El Gobierno apaga el 2G y el 3G mientras las compañías extienden el 5G y preparan el futuro 6G
La telefonía móvil en España atraviesa una de las metamorfosis más ambiciosas de su historia. Las distintas generaciones (G) y estándares conviven para dar servicio a 62,8 millones de líneas, de las que 56,2 millones tienen conexión a Internet y 20 millones funcionan sin mediar personas, porque conectan máquinas con máquinas (M2M), según las últimas cifras de la Comisión Nacional de los Mercados y la Competencia (CNMC). La transición tecnológica es permanente. El Gobierno, a través del Ministerio para la Transformación Digital, ya ha iniciado el proceso de consulta para apagar el 2G y el 3G. Las compañías extienden a toda velocidad la cobertura del 5G que aún se apoya en gran parte en la anterior 4G. Y el 6G está en puertas, desarrollando sus requisitos técnicos para la nueva generación. El baile “G” de la telefonía móvil ha comenzado.

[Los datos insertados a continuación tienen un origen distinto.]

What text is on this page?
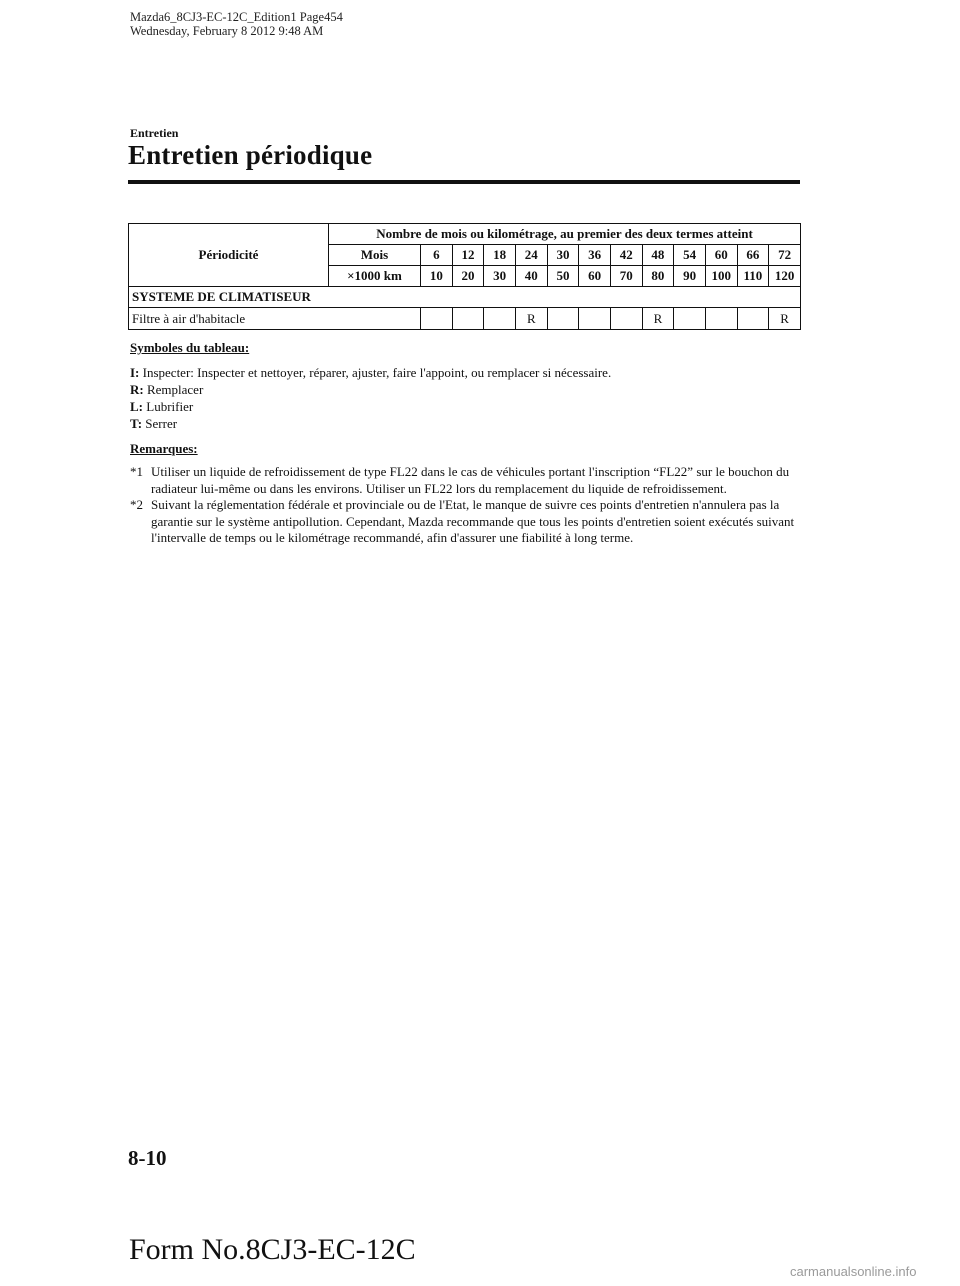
Mazda6_8CJ3-EC-12C_Edition1 Page454
Wednesday, February 8 2012 9:48 AM
Entretien
Entretien périodique
Périodicité	Nombre de mois ou kilométrage, au premier des deux termes atteint												
	Mois	6	12	18	24	30	36	42	48	54	60	66	72
	×1000 km	10	20	30	40	50	60	70	80	90	100	110	120
SYSTEME DE CLIMATISEUR													
Filtre à air d'habitacle					R				R				R
Symboles du tableau:
I: Inspecter: Inspecter et nettoyer, réparer, ajuster, faire l'appoint, ou remplacer si nécessaire.
R: Remplacer
L: Lubrifier
T: Serrer
Remarques:
*1 Utiliser un liquide de refroidissement de type FL22 dans le cas de véhicules portant l'inscription “FL22” sur le bouchon du radiateur lui-même ou dans les environs. Utiliser un FL22 lors du remplacement du liquide de refroidissement.
*2 Suivant la réglementation fédérale et provinciale ou de l'Etat, le manque de suivre ces points d'entretien n'annulera pas la garantie sur le système antipollution. Cependant, Mazda recommande que tous les points d'entretien soient exécutés suivant l'intervalle de temps ou le kilométrage recommandé, afin d'assurer une fiabilité à long terme.
8-10
Form No.8CJ3-EC-12C
carmanualsonline.info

El panorama al cierre del tercer trimestre de 2025 revela una realidad incuestionable: la tecnología 5G ha dejado de ser una promesa de futuro para convertirse en el estándar de presente. El tráfico de banda ancha móvil bajo esta tecnología ha experimentado un crecimiento explosivo del 79,6% interanual, lo que significa que hoy en día, uno de cada cinco datos que circulan por el aire en España ya viaja a través de redes de quinta generación.